La Norvège et d’autres pays européens espèrent attirer les scientifiques qui fuient la répression de Donald Trump contre les universités américaines, mais selon les chercheurs eux-mêmes, que devrait faire la Norvège pour que le pays devienne un choix plus attrayant pour les universitaires ?

Le Conseil norvégien de la recherche a annoncé la semaine dernière un programme de 100 millions de couronnes (environ 10 millions de dollars) visant à attirer les meilleurs chercheurs internationaux.

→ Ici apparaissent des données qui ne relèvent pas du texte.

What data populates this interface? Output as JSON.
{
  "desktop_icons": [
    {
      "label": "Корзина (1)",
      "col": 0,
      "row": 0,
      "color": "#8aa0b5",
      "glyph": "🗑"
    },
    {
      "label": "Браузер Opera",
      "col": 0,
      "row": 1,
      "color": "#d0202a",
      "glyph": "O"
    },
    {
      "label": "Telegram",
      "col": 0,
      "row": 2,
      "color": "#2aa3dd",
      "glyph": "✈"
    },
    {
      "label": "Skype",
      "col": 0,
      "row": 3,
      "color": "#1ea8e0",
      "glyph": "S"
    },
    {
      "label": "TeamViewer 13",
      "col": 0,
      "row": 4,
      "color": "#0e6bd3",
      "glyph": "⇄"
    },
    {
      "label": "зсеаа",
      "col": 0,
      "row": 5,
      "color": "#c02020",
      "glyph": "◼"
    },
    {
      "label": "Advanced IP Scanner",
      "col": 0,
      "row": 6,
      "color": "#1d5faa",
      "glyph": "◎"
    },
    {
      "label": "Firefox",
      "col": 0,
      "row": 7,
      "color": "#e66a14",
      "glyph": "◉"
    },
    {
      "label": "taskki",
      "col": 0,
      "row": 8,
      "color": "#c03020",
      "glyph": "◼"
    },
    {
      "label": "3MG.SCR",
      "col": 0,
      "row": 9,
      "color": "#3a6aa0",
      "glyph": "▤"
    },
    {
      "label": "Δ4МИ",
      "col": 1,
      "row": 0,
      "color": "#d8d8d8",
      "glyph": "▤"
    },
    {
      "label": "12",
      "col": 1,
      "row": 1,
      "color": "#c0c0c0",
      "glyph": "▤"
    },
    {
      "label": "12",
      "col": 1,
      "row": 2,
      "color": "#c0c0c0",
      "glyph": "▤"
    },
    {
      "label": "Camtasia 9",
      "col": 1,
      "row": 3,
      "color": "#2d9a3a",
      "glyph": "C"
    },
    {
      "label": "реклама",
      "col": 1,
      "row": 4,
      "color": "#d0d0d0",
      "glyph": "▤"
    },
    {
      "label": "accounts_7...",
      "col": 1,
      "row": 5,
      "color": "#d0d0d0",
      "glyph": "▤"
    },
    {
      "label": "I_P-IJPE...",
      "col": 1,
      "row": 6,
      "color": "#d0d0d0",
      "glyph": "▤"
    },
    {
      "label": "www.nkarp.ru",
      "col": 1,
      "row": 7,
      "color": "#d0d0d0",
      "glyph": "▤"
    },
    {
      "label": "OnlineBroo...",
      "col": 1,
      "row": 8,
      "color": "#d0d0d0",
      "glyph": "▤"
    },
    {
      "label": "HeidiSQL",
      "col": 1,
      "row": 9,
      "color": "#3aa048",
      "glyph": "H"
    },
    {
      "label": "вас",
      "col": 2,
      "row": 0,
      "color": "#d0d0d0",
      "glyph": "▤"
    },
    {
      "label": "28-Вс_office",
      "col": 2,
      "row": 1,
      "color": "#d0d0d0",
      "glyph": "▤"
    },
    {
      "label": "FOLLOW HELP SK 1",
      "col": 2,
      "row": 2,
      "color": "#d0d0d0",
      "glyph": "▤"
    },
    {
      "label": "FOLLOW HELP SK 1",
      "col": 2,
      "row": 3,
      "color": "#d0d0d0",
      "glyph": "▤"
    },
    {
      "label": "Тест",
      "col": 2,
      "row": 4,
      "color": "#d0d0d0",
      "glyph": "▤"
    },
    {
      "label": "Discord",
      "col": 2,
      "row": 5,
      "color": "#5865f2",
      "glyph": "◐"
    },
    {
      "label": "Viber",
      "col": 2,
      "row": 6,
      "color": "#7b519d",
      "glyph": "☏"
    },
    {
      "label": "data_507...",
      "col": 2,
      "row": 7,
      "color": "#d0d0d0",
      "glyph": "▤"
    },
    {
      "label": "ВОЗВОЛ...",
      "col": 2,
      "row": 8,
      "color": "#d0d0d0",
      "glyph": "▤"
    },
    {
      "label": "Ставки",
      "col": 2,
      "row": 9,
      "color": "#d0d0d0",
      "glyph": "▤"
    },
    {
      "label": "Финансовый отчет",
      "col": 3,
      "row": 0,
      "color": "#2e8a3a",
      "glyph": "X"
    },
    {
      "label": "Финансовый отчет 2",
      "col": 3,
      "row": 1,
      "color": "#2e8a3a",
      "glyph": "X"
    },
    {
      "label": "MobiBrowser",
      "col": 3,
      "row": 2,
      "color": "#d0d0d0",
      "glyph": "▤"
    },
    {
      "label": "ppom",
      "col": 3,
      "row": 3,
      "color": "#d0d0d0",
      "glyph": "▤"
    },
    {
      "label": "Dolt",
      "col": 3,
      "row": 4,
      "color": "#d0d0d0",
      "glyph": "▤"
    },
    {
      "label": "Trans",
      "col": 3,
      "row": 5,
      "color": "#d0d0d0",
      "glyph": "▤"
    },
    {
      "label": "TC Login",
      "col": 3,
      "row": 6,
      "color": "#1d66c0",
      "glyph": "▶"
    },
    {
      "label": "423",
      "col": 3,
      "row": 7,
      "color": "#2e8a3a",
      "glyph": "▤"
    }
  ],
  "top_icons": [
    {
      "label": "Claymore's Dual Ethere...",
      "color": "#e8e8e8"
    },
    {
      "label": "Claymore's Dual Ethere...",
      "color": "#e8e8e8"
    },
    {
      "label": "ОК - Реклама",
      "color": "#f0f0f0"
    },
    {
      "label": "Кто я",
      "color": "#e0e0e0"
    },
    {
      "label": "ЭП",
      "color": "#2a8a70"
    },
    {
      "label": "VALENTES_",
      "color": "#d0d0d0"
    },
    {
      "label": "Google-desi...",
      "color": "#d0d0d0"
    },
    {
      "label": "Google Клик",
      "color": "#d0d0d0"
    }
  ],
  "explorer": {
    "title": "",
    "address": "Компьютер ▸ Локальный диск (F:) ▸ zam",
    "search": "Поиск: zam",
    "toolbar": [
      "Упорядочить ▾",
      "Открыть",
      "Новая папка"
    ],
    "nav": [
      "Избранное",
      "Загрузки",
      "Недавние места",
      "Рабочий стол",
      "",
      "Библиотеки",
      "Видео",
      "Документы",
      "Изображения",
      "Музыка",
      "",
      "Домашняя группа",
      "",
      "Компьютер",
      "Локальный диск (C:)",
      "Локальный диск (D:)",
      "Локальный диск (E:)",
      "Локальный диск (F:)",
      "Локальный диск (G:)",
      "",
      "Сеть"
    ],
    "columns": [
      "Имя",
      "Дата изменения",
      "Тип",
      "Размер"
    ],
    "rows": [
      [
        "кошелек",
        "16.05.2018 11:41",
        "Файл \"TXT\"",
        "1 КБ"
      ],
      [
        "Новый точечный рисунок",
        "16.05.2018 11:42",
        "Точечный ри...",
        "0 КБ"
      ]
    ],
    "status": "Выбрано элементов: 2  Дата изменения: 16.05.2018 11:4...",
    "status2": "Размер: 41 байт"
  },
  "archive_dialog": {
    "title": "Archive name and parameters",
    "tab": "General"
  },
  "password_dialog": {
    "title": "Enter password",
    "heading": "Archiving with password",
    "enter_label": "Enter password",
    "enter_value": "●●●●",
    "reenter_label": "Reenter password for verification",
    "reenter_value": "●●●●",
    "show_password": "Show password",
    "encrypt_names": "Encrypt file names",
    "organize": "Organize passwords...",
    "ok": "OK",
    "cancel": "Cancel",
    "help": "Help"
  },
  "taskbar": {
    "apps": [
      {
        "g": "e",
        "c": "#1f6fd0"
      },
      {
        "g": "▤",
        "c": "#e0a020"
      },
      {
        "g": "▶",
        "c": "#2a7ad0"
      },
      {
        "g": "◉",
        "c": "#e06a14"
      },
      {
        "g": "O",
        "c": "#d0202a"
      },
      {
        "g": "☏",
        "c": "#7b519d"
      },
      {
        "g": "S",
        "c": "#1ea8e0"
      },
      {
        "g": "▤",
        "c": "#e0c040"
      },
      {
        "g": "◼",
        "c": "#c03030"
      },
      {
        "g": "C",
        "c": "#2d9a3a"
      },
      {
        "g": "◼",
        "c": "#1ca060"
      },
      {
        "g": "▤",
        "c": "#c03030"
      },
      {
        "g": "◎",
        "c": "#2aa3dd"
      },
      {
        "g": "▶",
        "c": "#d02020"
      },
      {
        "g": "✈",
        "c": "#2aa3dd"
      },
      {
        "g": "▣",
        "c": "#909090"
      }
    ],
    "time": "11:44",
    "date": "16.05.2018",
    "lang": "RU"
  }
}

« La liberté académique est sous pression aux États-Unis, et la situation est imprévisible pour de nombreux chercheurs dans ce qui a été la première nation de recherche au monde pendant de nombreuses décennies », a déclaré la ministre norvégienne de l’enseignement supérieur, Sigrun Aasland, dans un communiqué. « Il est important pour la Norvège d’être proactive dans une situation exigeante pour la liberté académique.

Mais quelle est la situation des universitaires norvégiens et recommanderaient-ils à leurs collègues des États-Unis ou d’autres pays de les rejoindre ?

La section locale les a interrogés sur les attraits de la recherche dans une université norvégienne et sur ce que le pays pourrait faire pour la rendre encore plus attrayante.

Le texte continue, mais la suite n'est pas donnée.